No more green pastures

By Gemma Ware

Posted on Friday, 29 January 2010 11:03

In the Know features an interview, opinion or analysis from the people making the news in Africa each week.

An estimated 20,000 Africans live, work and trade in China, around 7,000 of them Nigerian. Nigeria’s trade with China now stands at $7bn a year, but relations between migrants and Chinese authorities have not been smooth.

Ahead of an investigation by journalist Namvula Rennie into life for Africans migrants in Guangzhou, China’s ‘Chocolate City’, published next week in The Africa Report February-March edition, we interview Ademola Oladele, minister of public communications at the Nigerian embassy in Beijing.

The Africa Report: Guangzhou experienced angry protests from African residents in July 2009 after the reported death of a Nigerian in an immigration raid. How has the situation improved since then?

Ademola Oladele: The first impression to correct is that there was no death of a Nigerian as a result of the July incident. There was an accident involving two Nigerians, one severe, one less severe. The one that was less severe, he was discharged early and the second one stayed a little longer.

The situation that happened in Guangzhou was not only a target for the Nigerians alone. Africans living in Guangzhou said that they are being unduly victimised by the authorities. It was a pent-up reaction really. They said that the security operatives were extolling them. Corruption is a give and take, somebody must be a supplier, the other must be a demander.

Nigerians are the majority residents of the Africans in Guangzhou. Perhaps that is why it is so pronounced, and because the victims there were Nigerians too. But by and large things have really calmed down. The embassy is on top of the situation. We have regular ongoing meetings, consultation by both sides. We did a consular seminar in which high officials from Nigeria visited China to meet with high officials from the Chinese side, both in Guangzhou and in Beijing. We have certain far-reaching agreements in terms of how best to integrate our people into Chinese society.

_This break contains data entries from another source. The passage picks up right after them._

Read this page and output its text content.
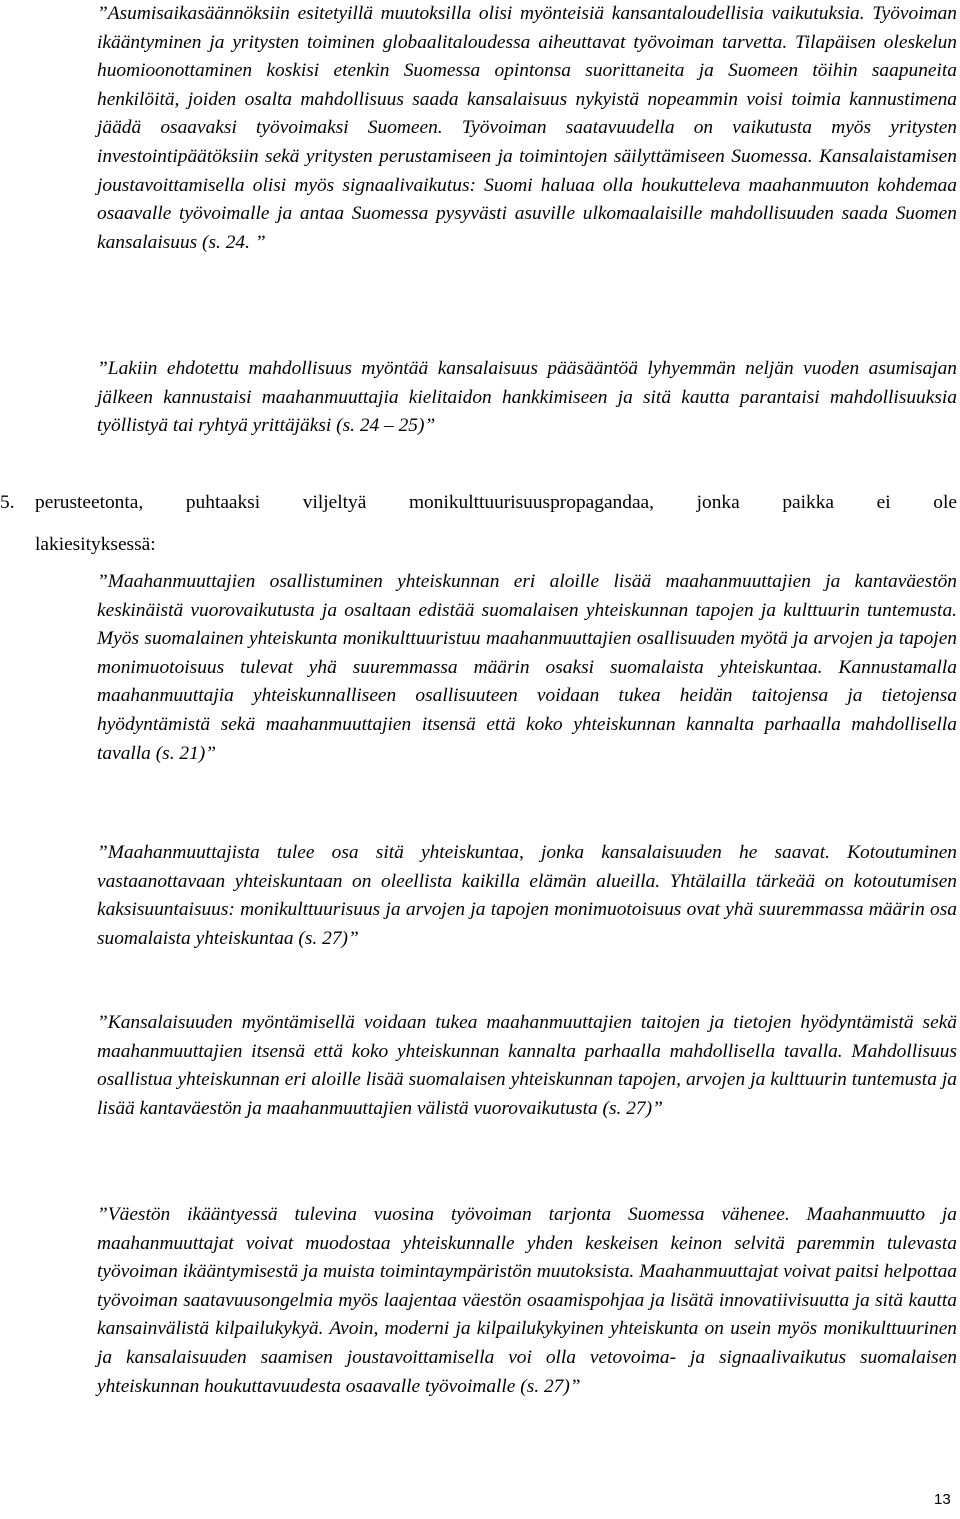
”Asumisaikasäännöksiin esitetyillä muutoksilla olisi myönteisiä kansantaloudellisia vaikutuksia. Työvoiman ikääntyminen ja yritysten toiminen globaalitaloudessa aiheuttavat työvoiman tarvetta. Tilapäisen oleskelun huomioonottaminen koskisi etenkin Suomessa opintonsa suorittaneita ja Suomeen töihin saapuneita henkilöitä, joiden osalta mahdollisuus saada kansalaisuus nykyistä nopeammin voisi toimia kannustimena jäädä osaavaksi työvoimaksi Suomeen. Työvoiman saatavuudella on vaikutusta myös yritysten investointipäätöksiin sekä yritysten perustamiseen ja toimintojen säilyttämiseen Suomessa. Kansalaistamisen joustavoittamisella olisi myös signaalivaikutus: Suomi haluaa olla houkutteleva maahanmuuton kohdemaa osaavalle työvoimalle ja antaa Suomessa pysyvästi asuville ulkomaalaisille mahdollisuuden saada Suomen kansalaisuus (s. 24. ”

”Lakiin ehdotettu mahdollisuus myöntää kansalaisuus pääsääntöä lyhyemmän neljän vuoden asumisajan jälkeen kannustaisi maahanmuuttajia kielitaidon hankkimiseen ja sitä kautta parantaisi mahdollisuuksia työllistyä tai ryhtyä yrittäjäksi (s. 24 – 25)”

5.	perusteetonta, puhtaaksi viljeltyä monikulttuurisuuspropagandaa, jonka paikka ei ole
lakiesityksessä:

”Maahanmuuttajien osallistuminen yhteiskunnan eri aloille lisää maahanmuuttajien ja kantaväestön keskinäistä vuorovaikutusta ja osaltaan edistää suomalaisen yhteiskunnan tapojen ja kulttuurin tuntemusta. Myös suomalainen yhteiskunta monikulttuuristuu maahanmuuttajien osallisuuden myötä ja arvojen ja tapojen monimuotoisuus tulevat yhä suuremmassa määrin osaksi suomalaista yhteiskuntaa. Kannustamalla maahanmuuttajia yhteiskunnalliseen osallisuuteen voidaan tukea heidän taitojensa ja tietojensa hyödyntämistä sekä maahanmuuttajien itsensä että koko yhteiskunnan kannalta parhaalla mahdollisella tavalla (s. 21)”

”Maahanmuuttajista tulee osa sitä yhteiskuntaa, jonka kansalaisuuden he saavat. Kotoutuminen vastaanottavaan yhteiskuntaan on oleellista kaikilla elämän alueilla. Yhtälailla tärkeää on kotoutumisen kaksisuuntaisuus: monikulttuurisuus ja arvojen ja tapojen monimuotoisuus ovat yhä suuremmassa määrin osa suomalaista yhteiskuntaa (s. 27)”

”Kansalaisuuden myöntämisellä voidaan tukea maahanmuuttajien taitojen ja tietojen hyödyntämistä sekä maahanmuuttajien itsensä että koko yhteiskunnan kannalta parhaalla mahdollisella tavalla. Mahdollisuus osallistua yhteiskunnan eri aloille lisää suomalaisen yhteiskunnan tapojen, arvojen ja kulttuurin tuntemusta ja lisää kantaväestön ja maahanmuuttajien välistä vuorovaikutusta (s. 27)”

”Väestön ikääntyessä tulevina vuosina työvoiman tarjonta Suomessa vähenee. Maahanmuutto ja maahanmuuttajat voivat muodostaa yhteiskunnalle yhden keskeisen keinon selvitä paremmin tulevasta työvoiman ikääntymisestä ja muista toimintaympäristön muutoksista. Maahanmuuttajat voivat paitsi helpottaa työvoiman saatavuusongelmia myös laajentaa väestön osaamispohjaa ja lisätä innovatiivisuutta ja sitä kautta kansainvälistä kilpailukykyä. Avoin, moderni ja kilpailukykyinen yhteiskunta on usein myös monikulttuurinen ja kansalaisuuden saamisen joustavoittamisella voi olla vetovoima- ja signaalivaikutus suomalaisen yhteiskunnan houkuttavuudesta osaavalle työvoimalle (s. 27)”

13
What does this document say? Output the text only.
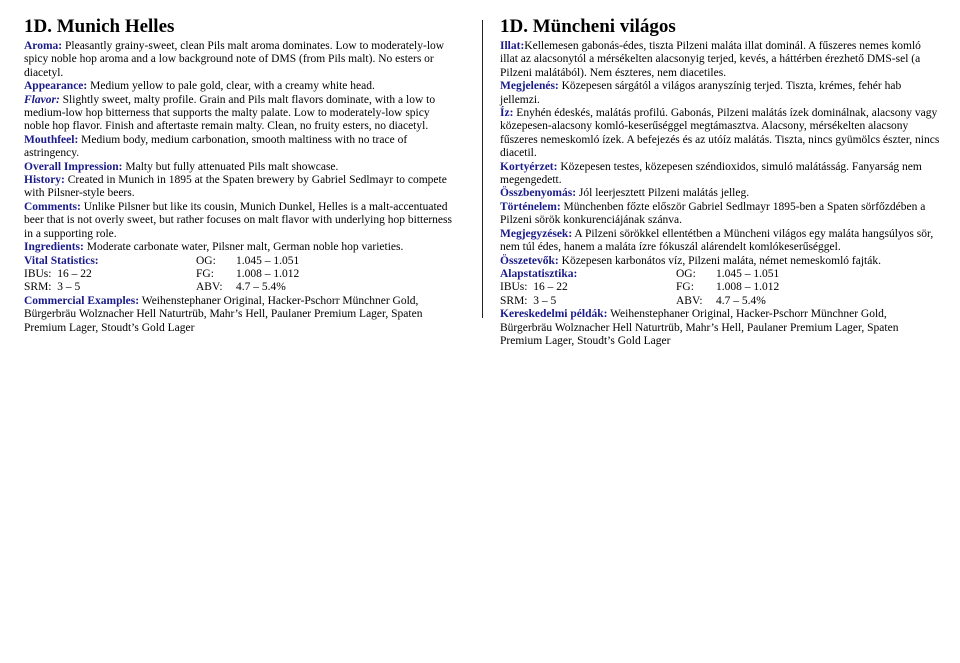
1D. Munich Helles

Aroma: Pleasantly grainy-sweet, clean Pils malt aroma dominates. Low to moderately-low spicy noble hop aroma and a low background note of DMS (from Pils malt). No esters or diacetyl.

Appearance: Medium yellow to pale gold, clear, with a creamy white head.

Flavor: Slightly sweet, malty profile. Grain and Pils malt flavors dominate, with a low to medium-low hop bitterness that supports the malty palate. Low to moderately-low spicy noble hop flavor. Finish and aftertaste remain malty. Clean, no fruity esters, no diacetyl.

Mouthfeel: Medium body, medium carbonation, smooth maltiness with no trace of astringency.

Overall Impression: Malty but fully attenuated Pils malt showcase.

History: Created in Munich in 1895 at the Spaten brewery by Gabriel Sedlmayr to compete with Pilsner-style beers.

Comments: Unlike Pilsner but like its cousin, Munich Dunkel, Helles is a malt-accentuated beer that is not overly sweet, but rather focuses on malt flavor with underlying hop bitterness in a supporting role.

Ingredients: Moderate carbonate water, Pilsner malt, German noble hop varieties.

Vital Statistics:	OG:	1.045 – 1.051
IBUs: 16 – 22	FG:	1.008 – 1.012
SRM: 3 – 5	ABV:	4.7 – 5.4%

Commercial Examples: Weihenstephaner Original, Hacker-Pschorr Münchner Gold, Bürgerbräu Wolznacher Hell Naturtrüb, Mahr’s Hell, Paulaner Premium Lager, Spaten Premium Lager, Stoudt’s Gold Lager

1D. Müncheni világos

Illat:Kellemesen gabonás-édes, tiszta Pilzeni maláta illat dominál. A fűszeres nemes komló illat az alacsonytól a mérsékelten alacsonyig terjed, kevés, a háttérben érezhető DMS-sel (a Pilzeni malátából). Nem észteres, nem diacetiles.

Megjelenés: Közepesen sárgától a világos aranyszínig terjed. Tiszta, krémes, fehér hab jellemzi.

Íz: Enyhén édeskés, malátás profilú. Gabonás, Pilzeni malátás ízek dominálnak, alacsony vagy közepesen-alacsony komló-keserűséggel megtámasztva. Alacsony, mérsékelten alacsony fűszeres nemeskomló ízek. A befejezés és az utóíz malátás. Tiszta, nincs gyümölcs észter, nincs diacetil.

Kortyérzet: Közepesen testes, közepesen széndioxidos, simuló malátásság. Fanyarság nem megengedett.

Összbenyomás: Jól leerjesztett Pilzeni malátás jelleg.

Történelem: Münchenben főzte először Gabriel Sedlmayr 1895-ben a Spaten sörfőzdében a Pilzeni sörök konkurenciájának szánva.

Megjegyzések: A Pilzeni sörökkel ellentétben a Müncheni világos egy maláta hangsúlyos sör, nem túl édes, hanem a maláta ízre fókuszál alárendelt komlókeserűséggel.

Összetevők: Közepesen karbonátos víz, Pilzeni maláta, német nemeskomló fajták.

Alapstatisztika:	OG:	1.045 – 1.051
IBUs: 16 – 22	FG:	1.008 – 1.012
SRM: 3 – 5	ABV:	4.7 – 5.4%

Kereskedelmi példák: Weihenstephaner Original, Hacker-Pschorr Münchner Gold, Bürgerbräu Wolznacher Hell Naturtrüb, Mahr’s Hell, Paulaner Premium Lager, Spaten Premium Lager, Stoudt’s Gold Lager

They’ve been living fine now and the issue of visas has been sorted out. If anybody’s staying illegally, or happening to overstay, the embassy has been informed and the embassy gets in touch and asks for the necessary papers to be filled out and people to be repatriated without having to be molested. So far the embassy and the authorities are co-operating well.

The Nigerians are settling down, integrating well into the society. They know the norms. They know the rules and regulations and the dos and the don’ts. Nigerians are getting married to some of the Chinese. You know we are happy people and very energetic, and people all over the world appreciate us for that.

Still, one of main problems for Nigerians and Africans coming to live in China is one of visas and visa extensions. How does the embassy deal with these visa issues?

Visa regulation is at the discretion of the receiving country. Where there are restrictions because of certain irritants or perceived irritants like criminal movements, certainly they have the right to restrict. But our concern is that we should not be singled out. They shouldn’t be for Nigerians alone. Irrationality of the few should not cancel the rationality of the many.

I believe that the majority of Nigerians are law-abiding and they go about their trade. That is not to say that every Nigerian who wants to come to China should be subjected to the same restriction. There should be a mechanism put in place by the authorities concerned to separate the Pauls from the Barnabuses – as we say in the Bible – to make sure that the few that are not good should be separated.

It was perceived, but it is now proved, that it wasn’t Nigerians alone that are in the high rate of criminal groups in China. Of course, you know with our population of so many millions, any black person they pick, the first thing that comes to the mind of the security agencies is ‘oh, he or she must be from Nigeria’. That is the perception.

Is that perception beginning to change?

The perception is beginning to change because there is now greater collaboration between the mission, the Nigerian community, the Nigerian people themselves and even the authorities. Green pastures are becoming brown everywhere now. Green pastures – which was the main reason for people moving for this kind of mass migration, mass exodus to the Western and Eastern countries – are no more green. Even for the nationals, it’s becoming brown. The focus will be at home. People are now being sensitised on the danger of going out with illegal papers, going out to be stranded. The campaign is going on at home and at various posts. People are now aware of the danger of just jumping into the plane and travelling somewhere, only to be stranded and become criminal eventually. So the movement is becoming less attractive.

Do you think there’s been a drop in Nigerians coming to China since July?

That shouldn’t be a question, because if there’s a drop in exchange of visits between two countries, that will assume that there’s a drop in the level of relationship. We shouldn’t expect a drop. We should expect an increase in the positive trend – that is less criminality. We haven’t seen a drop in the movement of people in terms of coming for generic trade, coming for government business, coming to negotiate joint-ventures, coming for investment. We should say we are also witnessing a drop in terms of criminal movement, because now we don’t have much news about Mr X or Miss Y being arrested. At less there’s a drop in those kinds of reports, which means that things are moving in a better way.